Advisers seeking a little more yield can consider hedged corporate bond ETFs. Interest-rate-hedged, investment-grade bond ETF options include the iShares Interest Rate Hedged Corporate Bond ETF (LQDH), ProShares Investment Grade-Interest Rate Hedged ETF (IGHG), and the recently launched Deutsche X-trackers Investment Grade Bond–Interest Rate Hedged ETF (IGIH). LQDH has a 3.15 percent, 30-day SEC yield and a 0.13-year duration. IGHG has a 3.21 percent, 30-day SEC yield and a –0.18 year duration.

The iShares offering is a play on the iShares iBoxx $ Investment Grade Corporate Bond ETF (LQD), except LQDH takes short positions in five-year and two-year Treasury notes. IGHG and IGIH track a portfolio of corporate debt securities and take on short positions in 10-year and longer dated Treasury contracts to achieve their target hedge.

For high-yield options, advisers have a number of hedged bond ETFs to choose from. The iShares Interest Rate Hedged High Yield Bond ETF (HYGH) has a 5.31 percent, 30-day SEC yield and a 0.35-year duration. The WisdomTree BofA Merrill Lynch High Yield Bond Zero Duration Fund (HYZD) has a 4.11 percent, 30-day SEC yield and a –0.13-year duration. The ProShares High Yield Interest Rate Hedged ETF (HYHG) has a 5.9 percent, 30-day SEC yield and a –0.13-year duration. The Market Vectors Treasury-Hedged High Yield Bond ETF (THHY) has a 4.13 percent, 30-day SEC yield and a 0.17-year duration. Lastly, investors can take a look at the Deutsche X-trackers High Yield Corporate Bond–Interest Rate Hedged ETF (HYIH).

The iShares hedged high-yield option also follows the popular iShares iBoxx $ High Yield Corporate Bond ETF (HYG), except HYGH includes short positions in two-year and 10-year Treasury notes.

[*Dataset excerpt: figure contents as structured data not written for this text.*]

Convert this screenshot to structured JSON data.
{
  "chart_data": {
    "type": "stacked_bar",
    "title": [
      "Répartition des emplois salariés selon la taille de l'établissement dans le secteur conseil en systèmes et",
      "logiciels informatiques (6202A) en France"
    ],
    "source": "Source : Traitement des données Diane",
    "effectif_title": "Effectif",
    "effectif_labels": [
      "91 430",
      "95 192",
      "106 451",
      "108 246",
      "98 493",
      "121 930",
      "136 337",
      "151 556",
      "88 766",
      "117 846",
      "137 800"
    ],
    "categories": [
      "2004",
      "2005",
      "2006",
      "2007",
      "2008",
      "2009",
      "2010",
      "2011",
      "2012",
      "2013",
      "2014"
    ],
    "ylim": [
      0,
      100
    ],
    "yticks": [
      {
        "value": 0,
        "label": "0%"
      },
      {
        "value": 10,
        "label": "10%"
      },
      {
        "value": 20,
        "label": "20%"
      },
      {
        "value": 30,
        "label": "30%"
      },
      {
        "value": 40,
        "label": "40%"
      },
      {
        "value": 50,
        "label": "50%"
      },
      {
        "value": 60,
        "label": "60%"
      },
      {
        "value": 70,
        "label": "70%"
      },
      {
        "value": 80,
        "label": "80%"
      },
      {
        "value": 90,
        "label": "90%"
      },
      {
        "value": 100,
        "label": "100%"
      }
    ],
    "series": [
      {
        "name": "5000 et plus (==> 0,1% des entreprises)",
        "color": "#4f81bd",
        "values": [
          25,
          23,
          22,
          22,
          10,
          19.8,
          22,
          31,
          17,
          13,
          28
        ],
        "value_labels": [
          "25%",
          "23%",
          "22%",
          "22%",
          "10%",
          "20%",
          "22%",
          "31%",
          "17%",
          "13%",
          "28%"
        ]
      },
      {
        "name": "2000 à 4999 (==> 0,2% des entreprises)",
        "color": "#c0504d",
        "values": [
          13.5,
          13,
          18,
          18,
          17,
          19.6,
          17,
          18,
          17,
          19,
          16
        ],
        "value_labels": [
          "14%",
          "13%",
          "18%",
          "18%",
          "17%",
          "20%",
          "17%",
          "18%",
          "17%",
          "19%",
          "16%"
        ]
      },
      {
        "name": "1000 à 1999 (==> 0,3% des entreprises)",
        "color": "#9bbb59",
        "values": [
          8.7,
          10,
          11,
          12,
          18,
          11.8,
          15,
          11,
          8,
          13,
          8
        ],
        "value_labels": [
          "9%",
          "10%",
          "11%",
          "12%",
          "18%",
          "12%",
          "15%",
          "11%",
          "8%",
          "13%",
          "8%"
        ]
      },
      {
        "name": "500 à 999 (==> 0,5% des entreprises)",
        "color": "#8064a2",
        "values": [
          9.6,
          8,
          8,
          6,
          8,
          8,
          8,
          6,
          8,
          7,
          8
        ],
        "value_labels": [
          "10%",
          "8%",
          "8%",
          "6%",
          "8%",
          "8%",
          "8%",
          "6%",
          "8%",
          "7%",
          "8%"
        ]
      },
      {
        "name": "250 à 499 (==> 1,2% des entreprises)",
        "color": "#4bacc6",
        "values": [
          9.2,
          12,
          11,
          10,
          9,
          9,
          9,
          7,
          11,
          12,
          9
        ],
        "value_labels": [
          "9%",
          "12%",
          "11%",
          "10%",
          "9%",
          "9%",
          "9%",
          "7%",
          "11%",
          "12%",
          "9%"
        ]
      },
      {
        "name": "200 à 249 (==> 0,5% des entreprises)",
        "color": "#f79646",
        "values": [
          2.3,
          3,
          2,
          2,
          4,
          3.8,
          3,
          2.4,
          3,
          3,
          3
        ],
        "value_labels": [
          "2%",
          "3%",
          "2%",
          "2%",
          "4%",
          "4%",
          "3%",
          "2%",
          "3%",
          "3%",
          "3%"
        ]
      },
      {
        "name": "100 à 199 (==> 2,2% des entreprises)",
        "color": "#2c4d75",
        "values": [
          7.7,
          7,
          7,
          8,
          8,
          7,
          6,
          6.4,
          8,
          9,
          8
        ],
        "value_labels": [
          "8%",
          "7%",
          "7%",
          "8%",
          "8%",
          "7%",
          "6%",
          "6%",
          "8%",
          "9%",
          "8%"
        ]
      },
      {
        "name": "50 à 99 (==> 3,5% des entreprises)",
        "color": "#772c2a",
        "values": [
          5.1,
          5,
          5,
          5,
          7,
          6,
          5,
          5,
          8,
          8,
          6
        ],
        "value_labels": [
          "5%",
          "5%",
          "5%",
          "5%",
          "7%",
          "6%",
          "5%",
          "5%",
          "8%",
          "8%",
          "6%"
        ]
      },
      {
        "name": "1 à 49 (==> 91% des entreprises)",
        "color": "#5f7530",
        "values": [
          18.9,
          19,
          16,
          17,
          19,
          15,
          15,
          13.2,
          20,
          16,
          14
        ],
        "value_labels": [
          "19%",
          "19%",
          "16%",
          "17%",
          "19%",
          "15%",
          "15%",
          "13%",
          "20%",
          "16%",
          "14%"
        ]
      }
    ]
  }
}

On the other hand, HYZD, HYHG, THHY, and HYIH include a basket of junk and some low-quality, investment-grade debt securities along with short positions in a basket of U.S. Treasuries. Each bond portfolio is unique, so investors should check the sector and credit qualities.

Advisers can also track emerging markets through the Deutsche X-trackers Emerging Markets Bond–Interest Rate Hedged ETF (EMIH). The portfolio is a basket of U.S.-denominated emerging market debt taken from 29 countries and also includes short Treasury positions. As is the case for all bond funds, rising interest rates are also a risk to ETFs that track emerging market debt.

An interest-rate-hedged, long/short credit fund can provide a buffer in a rising-rate environment and even generate greater returns based on the level of exposure provided. To cushion against the upcoming Fed tightening, consider a zero-duration bond ETF strategy ahead.